Il était beaucoup question de paradis fiscaux dans l'organisation de Nil Lapointe. Ce nouveau scandale a d'ailleurs fait au moins une victime dans un paradis fiscal: la firme Alternative Wealth Management, située à Saint-Christophe-et-Niévès, dans les Caraïbes.

Selon nos informations, Alternative Wealth Management a placé des fonds dans l'organisation de Nil Lapointe pour le compte de clients. Le représentant d'Alternative est Sylvain A. Tellier, de La Prairie, indique un document qu'a obtenu La Presse Affaires.

Alternative transmettait régulièrement des courriels en anglais à ses clients relatant des problèmes de fonds bloqués en Europe. Dans le dernier courriel, on a annoncé le décès de Nil Lapointe et, conséquemment, la perte des fonds des investisseurs d'Alternative.

Nil Lapointe, rappelons-le, dirigeait un groupe d'investissement et de croissance personnelle baptisé Tanzanite. L'homme a mis fin à ses jours le 8 février, à Saint-Sauveur, selon le courriel transmis aux investisseurs de Tanzanite. Dans cette missive, Nil Lapointe reconnaît leur avoir menti en leur racontant que leurs fonds étaient bloqués depuis trois ans en Europe.

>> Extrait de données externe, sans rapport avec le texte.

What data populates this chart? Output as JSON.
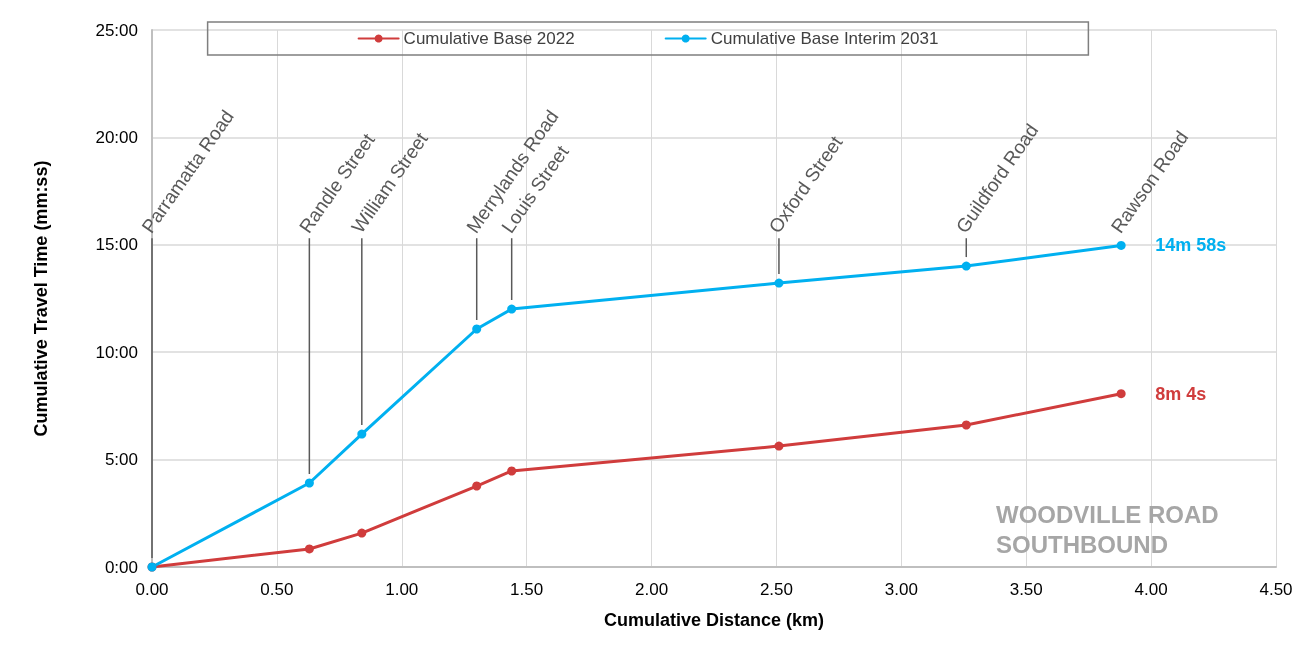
{
  "chart_data": {
    "type": "line",
    "xlabel": "Cumulative Distance (km)",
    "ylabel": "Cumulative Travel Time (mm:ss)",
    "x": [
      0,
      0.63,
      0.84,
      1.3,
      1.44,
      2.51,
      3.26,
      3.88
    ],
    "series": [
      {
        "name": "Cumulative Base 2022",
        "color": "#d03c3c",
        "values": [
          0,
          0.84,
          1.58,
          3.77,
          4.47,
          5.63,
          6.61,
          8.07
        ]
      },
      {
        "name": "Cumulative Base Interim 2031",
        "color": "#00b0f0",
        "values": [
          0,
          3.91,
          6.19,
          11.08,
          12.01,
          13.22,
          14.01,
          14.97
        ]
      }
    ],
    "xlim": [
      0,
      4.5
    ],
    "xticks": [
      {
        "value": 0,
        "label": "0.00"
      },
      {
        "value": 0.5,
        "label": "0.50"
      },
      {
        "value": 1,
        "label": "1.00"
      },
      {
        "value": 1.5,
        "label": "1.50"
      },
      {
        "value": 2,
        "label": "2.00"
      },
      {
        "value": 2.5,
        "label": "2.50"
      },
      {
        "value": 3,
        "label": "3.00"
      },
      {
        "value": 3.5,
        "label": "3.50"
      },
      {
        "value": 4,
        "label": "4.00"
      },
      {
        "value": 4.5,
        "label": "4.50"
      }
    ],
    "ylim": [
      0,
      25
    ],
    "yticks": [
      {
        "value": 0,
        "label": "0:00"
      },
      {
        "value": 5,
        "label": "5:00"
      },
      {
        "value": 10,
        "label": "10:00"
      },
      {
        "value": 15,
        "label": "15:00"
      },
      {
        "value": 20,
        "label": "20:00"
      },
      {
        "value": 25,
        "label": "25:00"
      }
    ],
    "annotations": [
      "Parramatta Road",
      "Randle Street",
      "William Street",
      "Merrylands Road",
      "Louis Street",
      "Oxford Street",
      "Guildford Road",
      "Rawson Road",
      "WOODVILLE ROAD SOUTHBOUND",
      {
        "text": "14m 58s",
        "x": 3.88,
        "y": 14.97
      },
      {
        "text": "8m 4s",
        "x": 3.88,
        "y": 8.07
      }
    ],
    "grid": true,
    "legend": "top",
    "marker": "circle",
    "line_style": "solid"
  }
}
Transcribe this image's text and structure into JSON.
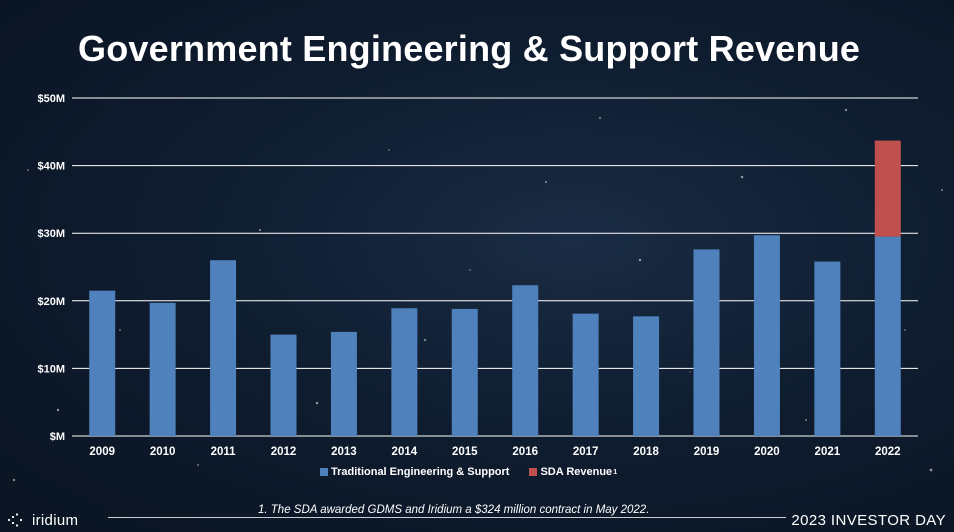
{
  "title": "Government Engineering & Support Revenue",
  "footnote": "1. The SDA awarded GDMS and Iridium a $324 million contract in May 2022.",
  "logo_text": "iridium",
  "event_label": "2023 INVESTOR DAY",
  "legend": {
    "traditional": "Traditional Engineering & Support",
    "sda": "SDA Revenue",
    "sda_sup": "1"
  },
  "colors": {
    "traditional": "#4f81bd",
    "sda": "#c0504d",
    "background": "#0f1d30"
  },
  "chart_data": {
    "type": "bar",
    "stacked": true,
    "title": "Government Engineering & Support Revenue",
    "xlabel": "",
    "ylabel": "",
    "ylim": [
      0,
      50
    ],
    "y_ticks": [
      "$M",
      "$10M",
      "$20M",
      "$30M",
      "$40M",
      "$50M"
    ],
    "y_tick_values": [
      0,
      10,
      20,
      30,
      40,
      50
    ],
    "grid": true,
    "legend_position": "bottom",
    "categories": [
      "2009",
      "2010",
      "2011",
      "2012",
      "2013",
      "2014",
      "2015",
      "2016",
      "2017",
      "2018",
      "2019",
      "2020",
      "2021",
      "2022"
    ],
    "series": [
      {
        "name": "Traditional Engineering & Support",
        "color": "#4f81bd",
        "values": [
          21.5,
          19.7,
          26.0,
          15.0,
          15.4,
          18.9,
          18.8,
          22.3,
          18.1,
          17.7,
          27.6,
          29.7,
          25.8,
          29.5
        ]
      },
      {
        "name": "SDA Revenue",
        "color": "#c0504d",
        "values": [
          0,
          0,
          0,
          0,
          0,
          0,
          0,
          0,
          0,
          0,
          0,
          0,
          0,
          14.2
        ]
      }
    ]
  }
}
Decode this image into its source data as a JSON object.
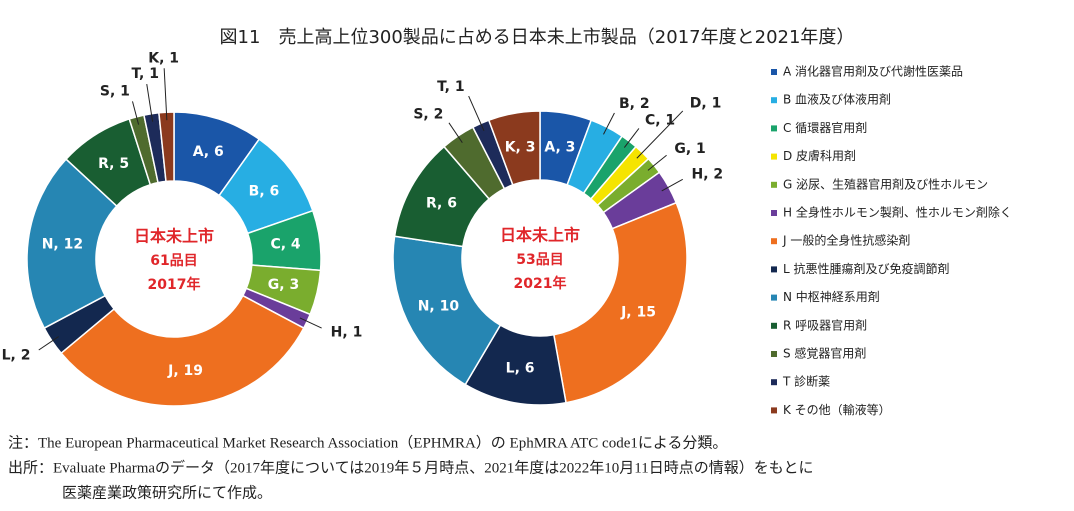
{
  "title": "図11　売上高上位300製品に占める日本未上市製品（2017年度と2021年度）",
  "chart_data": [
    {
      "type": "donut",
      "categories": [
        "A",
        "B",
        "C",
        "G",
        "H",
        "J",
        "L",
        "N",
        "R",
        "S",
        "T",
        "K"
      ],
      "values": [
        6,
        6,
        4,
        3,
        1,
        19,
        2,
        12,
        5,
        1,
        1,
        1
      ],
      "value_labels": [
        "A, 6",
        "B, 6",
        "C, 4",
        "G, 3",
        "H, 1",
        "J, 19",
        "L, 2",
        "N, 12",
        "R, 5",
        "S, 1",
        "T, 1",
        "K, 1"
      ],
      "colors": [
        "#1a56a8",
        "#27aee3",
        "#1aa36b",
        "#7aad2e",
        "#6a3d9a",
        "#ee6f1f",
        "#13284f",
        "#2686b3",
        "#195e32",
        "#4f6b2e",
        "#1d2b5a",
        "#8b3a1e"
      ],
      "center_text": [
        "日本未上市",
        "61品目",
        "2017年"
      ]
    },
    {
      "type": "donut",
      "categories": [
        "A",
        "B",
        "C",
        "D",
        "G",
        "H",
        "J",
        "L",
        "N",
        "R",
        "S",
        "T",
        "K"
      ],
      "values": [
        3,
        2,
        1,
        1,
        1,
        2,
        15,
        6,
        10,
        6,
        2,
        1,
        3
      ],
      "value_labels": [
        "A, 3",
        "B, 2",
        "C, 1",
        "D, 1",
        "G, 1",
        "H, 2",
        "J, 15",
        "L, 6",
        "N, 10",
        "R, 6",
        "S, 2",
        "T, 1",
        "K, 3"
      ],
      "colors": [
        "#1a56a8",
        "#27aee3",
        "#1aa36b",
        "#f5e400",
        "#7aad2e",
        "#6a3d9a",
        "#ee6f1f",
        "#13284f",
        "#2686b3",
        "#195e32",
        "#4f6b2e",
        "#1d2b5a",
        "#8b3a1e"
      ],
      "center_text": [
        "日本未上市",
        "53品目",
        "2021年"
      ]
    }
  ],
  "legend": [
    {
      "label": "A 消化器官用剤及び代謝性医薬品",
      "color": "#1a56a8"
    },
    {
      "label": "B 血液及び体液用剤",
      "color": "#27aee3"
    },
    {
      "label": "C 循環器官用剤",
      "color": "#1aa36b"
    },
    {
      "label": "D 皮膚科用剤",
      "color": "#f5e400"
    },
    {
      "label": "G 泌尿、生殖器官用剤及び性ホルモン",
      "color": "#7aad2e"
    },
    {
      "label": "H 全身性ホルモン製剤、性ホルモン剤除く",
      "color": "#6a3d9a"
    },
    {
      "label": "J 一般的全身性抗感染剤",
      "color": "#ee6f1f"
    },
    {
      "label": "L 抗悪性腫瘍剤及び免疫調節剤",
      "color": "#13284f"
    },
    {
      "label": "N 中枢神経系用剤",
      "color": "#2686b3"
    },
    {
      "label": "R 呼吸器官用剤",
      "color": "#195e32"
    },
    {
      "label": "S 感覚器官用剤",
      "color": "#4f6b2e"
    },
    {
      "label": "T 診断薬",
      "color": "#1d2b5a"
    },
    {
      "label": "K その他（輸液等）",
      "color": "#8b3a1e"
    }
  ],
  "notes": [
    "注：The European Pharmaceutical Market Research Association（EPHMRA）の EphMRA ATC code1による分類。",
    "出所：Evaluate Pharmaのデータ（2017年度については2019年５月時点、2021年度は2022年10月11日時点の情報）をもとに",
    "医薬産業政策研究所にて作成。"
  ]
}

Aucun document ne nous a encore permis de savoir combien de victimes a fait cette nouvelle affaire. Cinq sources nous parlent de 150 à plus de 500 personnes. La somme en jeu pourrait varier de quelques millions de dollars à plus de 100 millions.

Luxembourg, Panama...

L'archipel Saint-Christophe-et-Niévès (en anglais St. Kitts Nevis) figure sur la liste grise des paradis fiscaux de l'OCDE parce qu'il n'offre aucune collaboration fiscale. Il n'est pas la seule mention d'un paradis fiscal dans l'affaire Nil Lapointe.

Un investisseur nous parle d'une banque du Luxembourg, sans compter la Banque de Chypre. Il soutient également que les dirigeants de Tanzanite «avaient trouvé un moyen de prendre des REER et de les investir dans le groupe en passant par Calgary puis le Panama. La somme minimale exigée était de 50 000$». Il n'a pas été possible de faire valider cette information par d'autres sources.

Le représentant d'Alternative, Sylvain A. Tellier, fait ses affaires par l'entremise de la société québécoise Services Stellcorp, dont il est le seul actionnaire. Nous avons laissé des messages à quelques reprises à M. Tellier, mais nos appels sont restés vains.

Au milieu des années 2000, Stellcorp s'affichait sur l'internet comme une entreprise offrant des services de placements extraterritoriaux. Sylvain Tellier figure d'ailleurs sur une liste de membres de l'Offshore Institute, en 2004. Cette liste de 160 membres que nous avons obtenue comprend 37 Canadiens, dont 12 Québécois.

Plus tard, Stellcorp semble être devenue une experte en marketing internet, bien que le registre des entreprises mentionne aujourd'hui «Services de gestion et d'administration».

Une personne fiable nous a indiqué que Sylvain Tellier était l'un des investisseurs directs de Tanzanite, l'organisation de Nil Lapointe. Peut-être que Sylvain Tellier agissait à titre d'intermédiaire de Tanzanite pour le compte d'investisseurs en utilisant Alternative/Stellcorp.

Chose certaine, Sylvain Tellier n'a aucun permis pour vendre des fonds, nous confirme l'Autorité des marchés financiers (AMF). Il n'a pas été possible de savoir combien Alternative comptait de clients ni leur lieu de résidence.

Dans le document que nous avons obtenu, Alternative et Sylvain Tellier font mention d'un «rendement pouvant atteindre 4% par mois». Le document met toutefois en garde les clients contre les risques de pertes substantielles d'investir dans le marché des matières premières. Une source nous indique avoir reçu ses intérêts en argent comptant de la part de Sylvain Tellier, comme ce fut le cas pour les clients de Tanzanite.

Le courtier sur son voilier

Par ailleurs, trois informateurs nous indiquent que le soi-disant génie qui plaçait des fonds dans les matières premières s'appelle Bernard Dumont, un Européen. L'homme travaillait de son voilier, nous dit-on, et avait mis au point un système de robot virtuel d'investissement présumé infaillible.

L'Autorité des marchés financiers (AMF) poursuit son enquête en interrogeant des victimes, selon nos informations. Fait étonnant, rien n'indique qu'elle n'ait encore fait de perquisitions dans les locaux ou les résidences de Nil Lapointe et de son associé Claude Hamel, ni bloqué de comptes bancaires.